Le Fond Monétaire International vient de publier son dernier rapport sur l’économie tunisienne et ses perspectives pour l’année 2008. Un rapport où l’appui à la politique tunisienne est visible, même s’il est tempéré quelques fois de quelques remarques ou de quelques conseils pour mieux faire. Un rapport qui confirme aussi, l’impact attendu de la conjoncture internationale sur la Tunisie. Un rapport qui met aussi en garde les autorités tunisiennes contre les risques inflationnistes, surtout que la Tunisie devra commencer 2008 avec une inflation héritée de presque 3 % (2,9 % pour être exact).
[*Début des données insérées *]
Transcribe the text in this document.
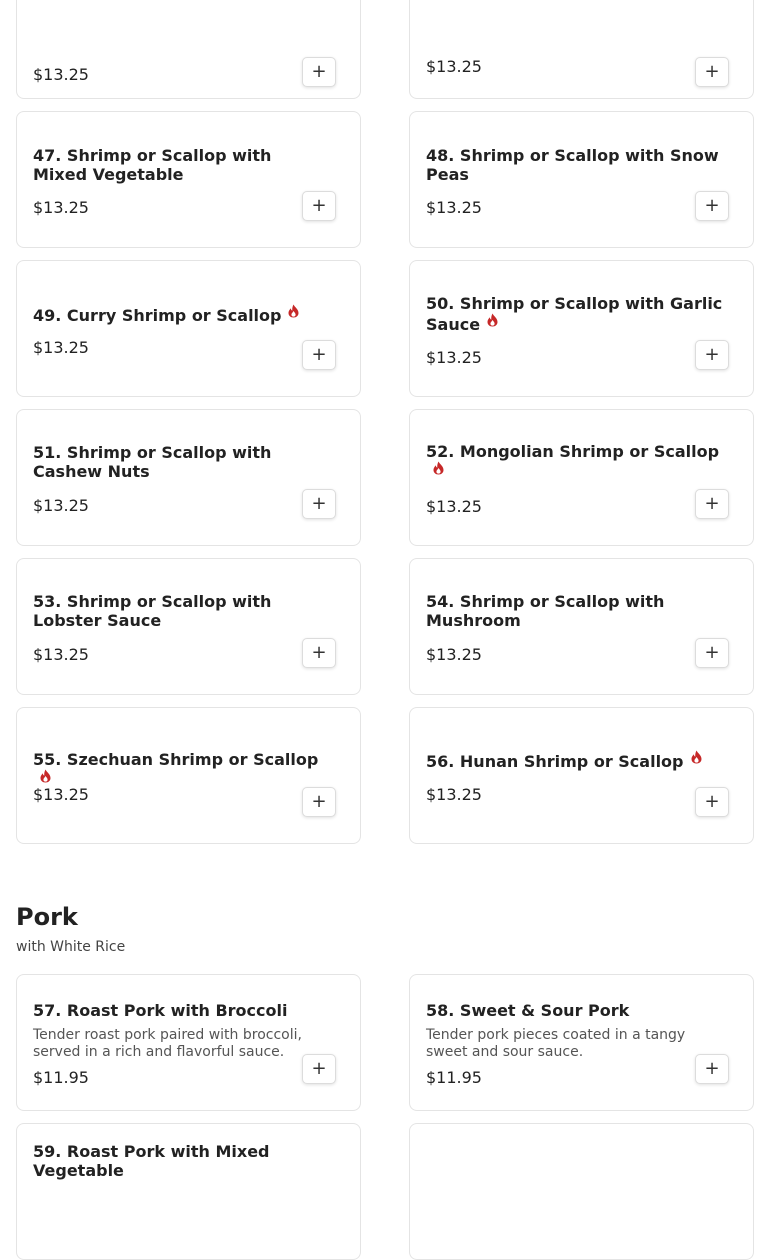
Pork
with White Rice
$13.25	+	$13.25	+
47. Shrimp or Scallop with Mixed Vegetable
$13.25	+
48. Shrimp or Scallop with Snow Peas
$13.25	+
49. Curry Shrimp or Scallop
$13.25	+
50. Shrimp or Scallop with Garlic Sauce
$13.25	+
51. Shrimp or Scallop with Cashew Nuts
$13.25	+
52. Mongolian Shrimp or Scallop
$13.25	+
53. Shrimp or Scallop with Lobster Sauce
$13.25	+
54. Shrimp or Scallop with Mushroom
$13.25	+
55. Szechuan Shrimp or Scallop
$13.25	+
56. Hunan Shrimp or Scallop
$13.25	+
57. Roast Pork with Broccoli
Tender roast pork paired with broccoli, served in a rich and flavorful sauce.
$11.95	+
58. Sweet & Sour Pork
Tender pork pieces coated in a tangy sweet and sour sauce.
$11.95	+
59. Roast Pork with Mixed Vegetable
Un rapport qui conseille, sans le dire, de nouvelles augmentations des produits de l’énergie et des produits administrés, donc ceux où intervient la Caisse Générale de Compensation.
Selon le dernier rapport de janvier 2008 du FMI, la croissance devrait rester robuste à 5,7 %. Le gouvernement tunisien table quand à lui, on le sait, sur une croissance de 6,1 %. Le FMI explique ce léger ralentissement par «la croissance exceptionnelle du secteur énergétique en 2007, au ralentissement probable de la croissance en Europe, à l'expiration des quotas de l'Union européenne (UE) sur les exportations chinoises de certains produits textiles et à une politique monétaire restrictive ». Il tempère ensuite cette affirmation, en indiquant que «l'élan de l'économie et les grands projets d'investissement devraient limiter ce ralentissement ».
Qui veut des augmentations ?
Le rapport évoque ensuite, les pressions inflationnistes, notamment l'inflation importée, celle que la Tunisie, pays à économie de transformation et qui doit importer pour exporter, subit sur toutes ses matières premières et sur l’énergie, même si elle en produit. Des pressions qui vont probablement persister en 2008. Le FMI met ici en exergue, comme s’il la cautionnait «la politique prudente de la BCT» qui a déjà augmenté son coefficient de réserves obligatoires. Il informe à ce propos, que la BCT qui a fait du contrôle de l’inflation son objectif principal, «devrait contenir l'inflation à 4 % en moyenne ». Première information ! Selon lui, « cette prévision tient compte de l'augmentation probable des prix des produits administrés si les prix mondiaux restent élevés ». Et toujours à propos de l’inflation, le rapport met en garde contre «les flux importants d'investissements directs étrangers (IDE) et la dépréciation du dinar par rapport à l'euro peuvent contribuer à l'inflation ». Il conseille à ce sujet «une étude d'évaluation de leurs impacts serait d'un intérêt évident pour mieux cerner la question ».
Deuxième information donc, même sous forme de question probable, il y aurait de nouvelles augmentations de prix en 2008. C’est en tous cas ce que suggère ce dernier rapport. L’équipe du FMI, met même indirectement en garde la Tunisie, contre une non-augmentation, en évoquant le déficit budgétaire qui est fixé à 3 % du PIB et affirme que «si les prix internationaux du pétrole et des produits de base restent élevés et en l'absence d'augmentation significative des prix administrés, les subventions risquent d'être plus élevées que celles prévues dans le budget ». Il avance même qu' «en 2008, le compte courant de la balance des paiements pourrait accuser une légère détérioration si les prix du pétrole et des produits de base devaient rester au voisinage de leur niveau record enregistré récemment ». La prochaine période estivale [période habituelle], ou peut-être avant, nous en dira certainement plus long à ce sujet !
Ralentissement des exportations pour 2008 ?
Sinon, pour 2008 toujours, le rapport du FMI «prévoit un ralentissement du rythme des exportations dû notamment au fléchissement de la croissance de l'économie mondiale. De nouveau et toujours dans cette logique «FMIste» de ne jamais être totalement et définitivement affirmatif, le rapport tempère son jugement et indique qu' «il existe des incertitudes concernant l'impact de l'expiration des quotas de l'UE sur les exportations chinoises de certains produits textiles, bien que les carnets de commandes pour le premier trimestre de 2008 ne semblent pas indiquer un ralentissement des exportations du secteur textile tunisien » !
Il poursuit ensuite en affirmant de nouveau que «les importations connaîtront probablement une croissance relativement forte en raison de la persistance des cours élevés du pétrole et des matières premières et du besoin important en biens d'équipements et matières premières. Par conséquent, une légère détérioration du compte courant à 2,7 % du PIB en 2008 est prévue». De nouveau, le rapport tempère son jugement en affirmant que «néanmoins, la diminution tendancielle de la dette extérieure se poursuivra avec un taux d'endettement extérieur passant à 52,9 % du PIB en 2008 ».